Bireyler için olduğu gibi şirketler, resmi kurumlar, hatta devletler için de durum bundan farklı değil… Ünlü Avusturyalı yazar Peter Durucker; “şirketler ve diğer organizasyonlar için, güçlü yanların değişimlerle harmanlanması, beklenmedik gelişmelerin fırsata dönüştürülmesini sağlayabilir. Ne var ki bunun tek şartı, fırsat kapıyı çaldığında organizasyonun buna bilgi ve insan kaynağı bakımından hazır olmasıdır” der.

Başarılı bir birey ya da kuruluş olmak için fırsatların farkında olmak ve yakalayabilmek çok önemli... Bununla beraber fırsatları, hedeflerimizi gerçekleştirmeye hizmet edecek şekilde sistematize ederek kullanmak da bir o kadar önemli. Başka bir ifade ile kullanılmayan fırsat, zaten hiç yakalanmamış demektir.

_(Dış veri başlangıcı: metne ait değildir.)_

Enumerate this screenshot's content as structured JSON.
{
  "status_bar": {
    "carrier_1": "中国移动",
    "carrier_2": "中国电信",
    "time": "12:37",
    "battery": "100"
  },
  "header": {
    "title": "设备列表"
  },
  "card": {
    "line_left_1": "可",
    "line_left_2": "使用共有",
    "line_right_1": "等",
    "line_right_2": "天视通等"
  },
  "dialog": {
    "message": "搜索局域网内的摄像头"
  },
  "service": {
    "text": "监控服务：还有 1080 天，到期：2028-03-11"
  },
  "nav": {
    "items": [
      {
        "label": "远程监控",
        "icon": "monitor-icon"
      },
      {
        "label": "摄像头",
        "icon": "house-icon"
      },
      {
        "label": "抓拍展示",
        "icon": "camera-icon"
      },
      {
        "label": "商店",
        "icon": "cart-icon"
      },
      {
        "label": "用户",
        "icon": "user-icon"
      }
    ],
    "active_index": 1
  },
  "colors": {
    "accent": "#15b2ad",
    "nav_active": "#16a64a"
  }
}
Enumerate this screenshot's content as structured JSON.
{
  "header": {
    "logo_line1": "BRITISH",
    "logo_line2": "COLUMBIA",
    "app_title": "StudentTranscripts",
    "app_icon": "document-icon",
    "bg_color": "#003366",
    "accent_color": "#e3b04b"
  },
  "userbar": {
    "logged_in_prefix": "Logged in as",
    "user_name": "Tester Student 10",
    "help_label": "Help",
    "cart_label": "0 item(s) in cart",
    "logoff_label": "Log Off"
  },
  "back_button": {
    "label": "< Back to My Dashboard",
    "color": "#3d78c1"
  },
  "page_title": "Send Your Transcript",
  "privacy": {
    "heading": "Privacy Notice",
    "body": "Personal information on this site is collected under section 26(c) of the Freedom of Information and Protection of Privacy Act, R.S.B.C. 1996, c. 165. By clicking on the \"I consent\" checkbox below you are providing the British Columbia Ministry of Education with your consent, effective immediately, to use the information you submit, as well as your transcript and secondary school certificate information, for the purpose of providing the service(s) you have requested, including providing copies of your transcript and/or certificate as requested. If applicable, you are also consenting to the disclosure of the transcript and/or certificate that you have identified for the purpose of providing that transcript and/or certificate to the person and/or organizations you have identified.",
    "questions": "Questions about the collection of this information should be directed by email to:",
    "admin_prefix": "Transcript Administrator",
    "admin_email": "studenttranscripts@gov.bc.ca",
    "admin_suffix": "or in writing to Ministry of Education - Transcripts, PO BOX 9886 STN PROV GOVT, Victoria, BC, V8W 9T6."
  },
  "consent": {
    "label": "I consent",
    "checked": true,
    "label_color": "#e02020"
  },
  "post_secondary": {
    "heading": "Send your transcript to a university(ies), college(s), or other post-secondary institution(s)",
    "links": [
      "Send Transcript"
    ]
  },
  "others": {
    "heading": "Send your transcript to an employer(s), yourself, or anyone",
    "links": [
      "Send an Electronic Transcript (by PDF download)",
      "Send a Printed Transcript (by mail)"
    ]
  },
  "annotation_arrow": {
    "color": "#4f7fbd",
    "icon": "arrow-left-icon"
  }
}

Krizleri de bir bitiş olarak görmemek gerekir. Çünkü her kriz, fırsatını da içinde barındırır. Hatta tarihi gerçekler bize, radikal kararlar almak ve bir şeyleri değiştirmek için en büyük fırsatların büyük krizler sonrasında yakalandığını göstermektedir. Bizde olması lüzum eden maharet ise; stratejik akıl ile krizleri fırsata çevirecek isabetli stratejilerin üretilebilmesi ve gerekli liderliğin ortaya konulabilmesidir.

Misal geriye baktığımızda ülkemiz açısından birçok fırsatın kaçırıldığını görebiliriz. Ancak özellikle derin krizler sonrasında çok büyük fırsatların yakalandığını da ifade etmeliyiz. Bunlardan önemli bir kısmının kullanıldığını ve birçok konuda da ülkemizin önünün açıldığını gururla söyleyebiliriz. Lakin kaçırılan fırsatlar düşünüldüğünde; “eğer kullanılabilseydi, bugün iki üç kat daha gelişmiş bir ülkede yaşıyor olacaktık” diyebiliriz.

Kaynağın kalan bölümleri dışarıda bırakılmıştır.